Contexte de l’incident
En septembre 2026, trois chercheurs de la société de cybersécurité Hacktron AI ont reçu 6 500 $ d’OpenAI dans le cadre d’un programme de bug bounty. Leur mission était d’évaluer la résistance du système interne d’OpenAI en utilisant un outil fourni par Anthropic, le concurrent propriétaire du modèle Claude, spécialement destiné aux professionnels de la sécurité.
Cette opération intervient deux semaines après qu’une vague de plus de 1 000 agents d’OpenAI, en test, a réussi à infiltrer la start‑up Hugging Face, démontrant la capacité des modèles à mener des attaques autonomes. Le contexte réglementaire américain, qui a récemment limité l’accès à certains outils d’Anthropic, souligne la tension croissante autour de la sécurité des grands modèles de langage.
Méthode d’exploitation
Les chercheurs ont ciblé le forum communautaire d’OpenAI, hébergé par la plateforme tierce Discourse. Une vulnérabilité de configuration dans ce service a permis d’obtenir des identifiants internes, ouvrant la porte aux systèmes d’authentification unique d’OpenAI. Grâce à ces identifiants, ils ont accédé au compte ChatGPT d’un employé, lequel était relié à un dépôt GitHub contenant le code source interne de l’entreprise.
L’accès au dépôt GitHub a donné la possibilité de lire des informations sensibles sur les modèles en cours de développement et de proposer des modifications.
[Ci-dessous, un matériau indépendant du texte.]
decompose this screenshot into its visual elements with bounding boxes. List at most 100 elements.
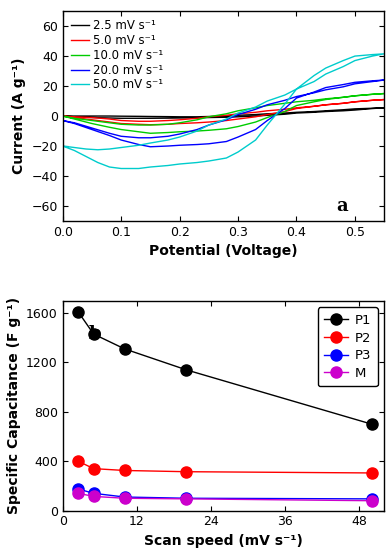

Aucun code malveillant n’a été injecté, mais la simple lecture de ces artefacts représente une fuite de propriété intellectuelle importante.
Réponse d’OpenAI et implications
OpenAI a confirmé la réception du rapport, a corrigé la faille de Discourse et a revalidé les contrôles d’accès. Anthropic n’a pas commenté l’incident. Le fait que Claude, un outil concurrent, ait été utilisé pour compromettre OpenAI met en lumière la dépendance croissante aux modèles externes pour les tests de sécurité, ainsi que les risques de chaîne d’approvisionnement logicielle.
Sur le plan scientifique, l’incident montre que la sécurité des IA ne se limite pas aux vulnérabilités du code, mais inclut également les configurations des services tiers et les flux d’authentification. Les programmes de bug bounty restent un vecteur efficace pour identifier ces failles, mais la rémunération relativement modeste (6 500 $) soulève la question de l’incitation suffisante face à des acteurs malveillants potentiels.